HC Deb 02 April 1908 vol 187 cc647-8
MR. FIELD (Dublin, St. Patrick)

To ask the Postmaster-General whether he will state the respective numbers of women clerks from each branch of the Post Office in London whose names are noted as desiring transfer to Dublin; and seeing that junior members of such clerks, to the exclusion of their seniors, are about to be transferred to Dublin, will he say whether all future transfers will be regulated according to seniority and equality of efficiency.
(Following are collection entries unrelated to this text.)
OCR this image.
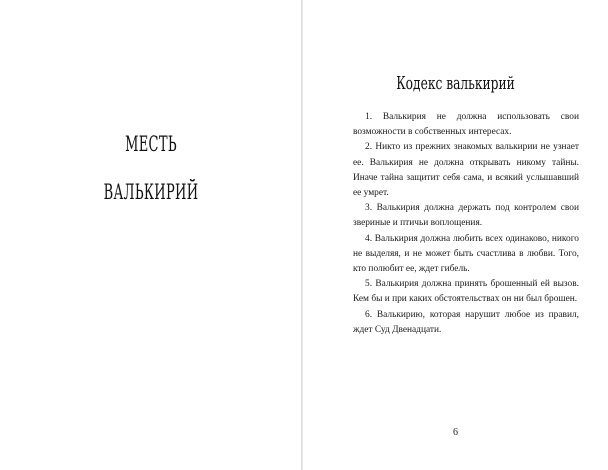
МЕСТЬ
ВАЛЬКИРИЙ
Кодекс валькирий

1. Валькирия не должна использовать свои возможности в собственных интересах.

2. Никто из прежних знакомых валькирии не узнает ее. Валькирия не должна открывать никому тайны. Иначе тайна защитит себя сама, и всякий услышавший ее умрет.

3. Валькирия должна держать под контролем свои звериные и птичьи воплощения.

4. Валькирия должна любить всех одинаково, никого не выделяя, и не может быть счастлива в любви. Того, кто полюбит ее, ждет гибель.

5. Валькирия должна принять брошенный ей вызов. Кем бы и при каких обстоятельствах он ни был брошен.

6. Валькирию, которая нарушит любое из правил, ждет Суд Двенадцати.

6
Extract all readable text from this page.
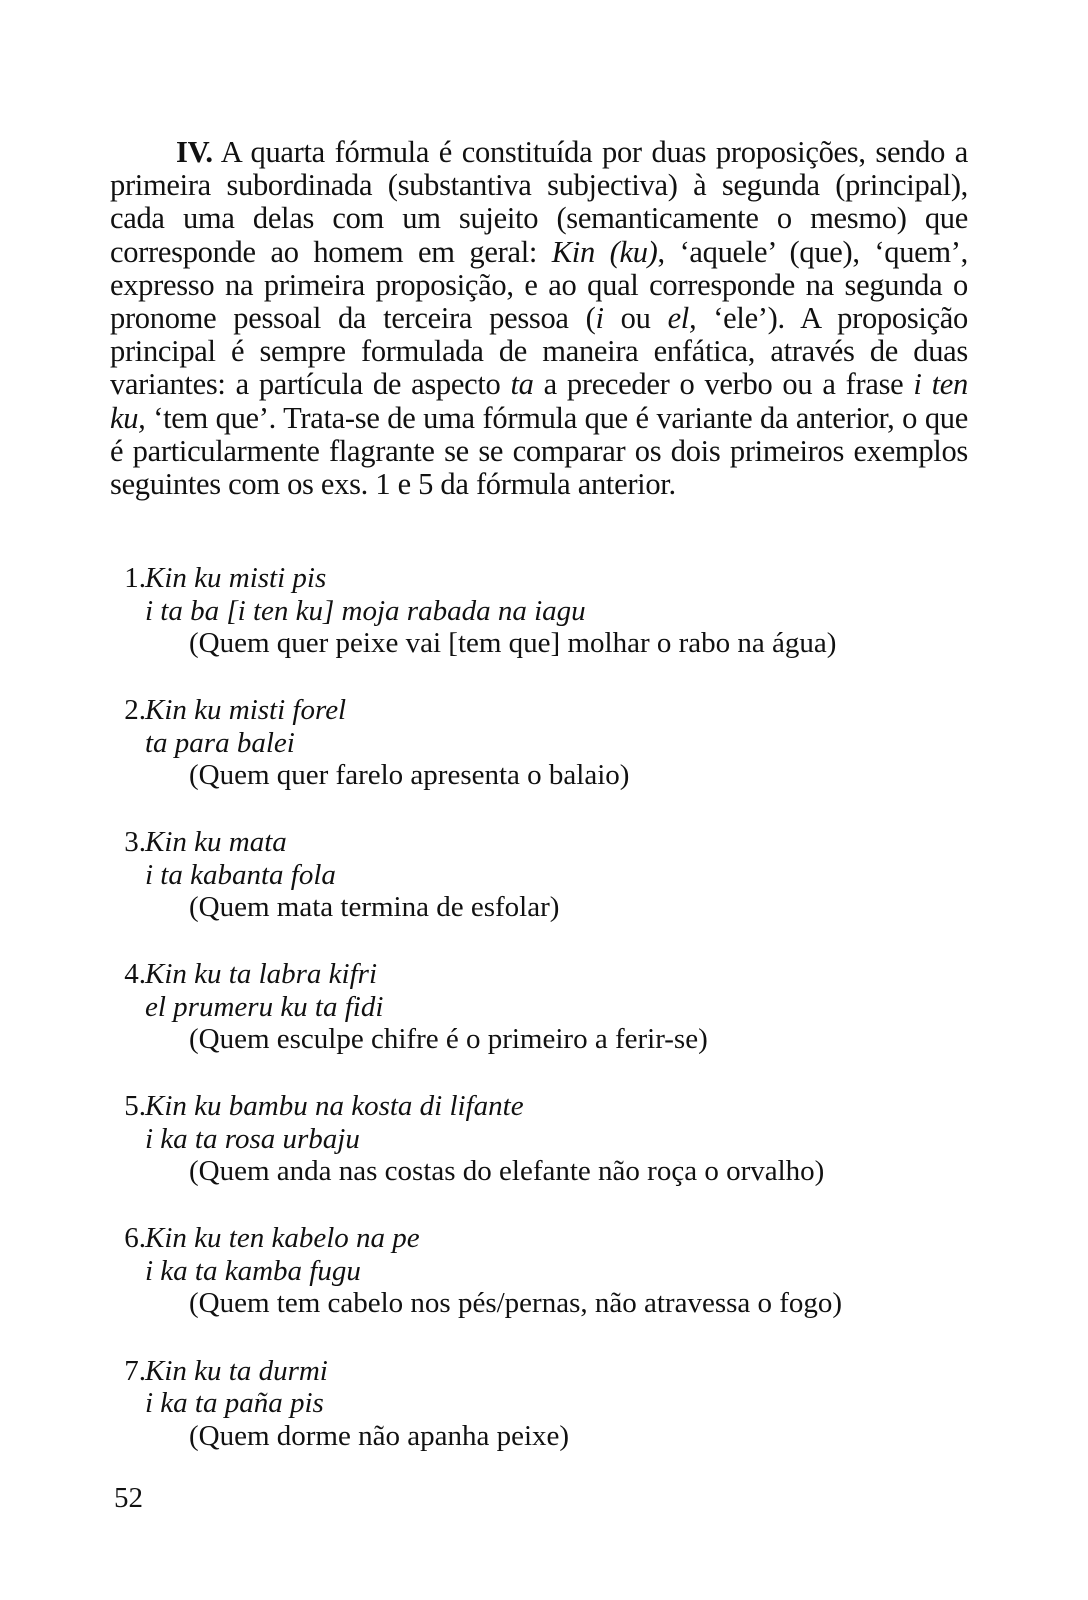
IV. A quarta fórmula é constituída por duas proposições, sendo a primeira subordinada (substantiva subjectiva) à segunda (principal), cada uma delas com um sujeito (semanticamente o mesmo) que corresponde ao homem em geral: Kin (ku), ‘aquele’ (que), ‘quem’, expresso na primeira proposição, e ao qual corresponde na segunda o pronome pessoal da terceira pessoa (i ou el, ‘ele’). A proposição principal é sempre formulada de maneira enfática, através de duas variantes: a partícula de aspecto ta a preceder o verbo ou a frase i ten ku, ‘tem que’. Trata-se de uma fórmula que é variante da anterior, o que é particularmente flagrante se se comparar os dois primeiros exemplos seguintes com os exs. 1 e 5 da fórmula anterior.

1. Kin ku misti pis
i ta ba [i ten ku] moja rabada na iagu
(Quem quer peixe vai [tem que] molhar o rabo na água)
2. Kin ku misti forel
ta para balei
(Quem quer farelo apresenta o balaio)
3. Kin ku mata
i ta kabanta fola
(Quem mata termina de esfolar)
4. Kin ku ta labra kifri
el prumeru ku ta fidi
(Quem esculpe chifre é o primeiro a ferir-se)
5. Kin ku bambu na kosta di lifante
i ka ta rosa urbaju
(Quem anda nas costas do elefante não roça o orvalho)
6. Kin ku ten kabelo na pe
i ka ta kamba fugu
(Quem tem cabelo nos pés/pernas, não atravessa o fogo)
7. Kin ku ta durmi
i ka ta paña pis
(Quem dorme não apanha peixe)
52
(Answered by Mr. Sydney Buxton.) The total number of women clerks who have applied for transfer to Dublin is fifty-eight, of whom eighteen are employed in the Accountant-General's Department, twenty-nine in the Savings Bank, and eleven in the Money Order Department. Priority of application is the governing factor in the case of transfers.

MR. FIELD

To ask the Postmaster-General whether, seeing that a number of Savings Bank women clerks were asked by the Savings Bank authorities, either privately or officially, sometime before the present Government came into office, if they would serve in Dublin, that the percentages of Irish deposits and withdrawals made through British deposit hooks and vice versa, as worked out by the Savings Bank, either privately or officially, show only one per cent. approximately on the totals, that, apart from the enormous inconvenience to Irish depositors, Ireland loses £30,000 per annum by having the Irish Savings Bank accounts kept in London, that 99 per cent. of the manufactured stuff used in the Post Office in Ireland is not manufactured in Ireland, that clerical work can be as efficiently, and, having regard to the cost of housing accommodation, more economically performed in Dublin than in London, and that it would be more in conformity with Irish ideas if the Irish Savings Bank accounts were kept in Dublin, he will further consider the advisability of transferring the work of keeping these accounts from London to Dublin.

(Answered by Mr. Sydney Buxton.) I am afraid I have nothing to add to the replies I gave my hon. friend on the subject last session.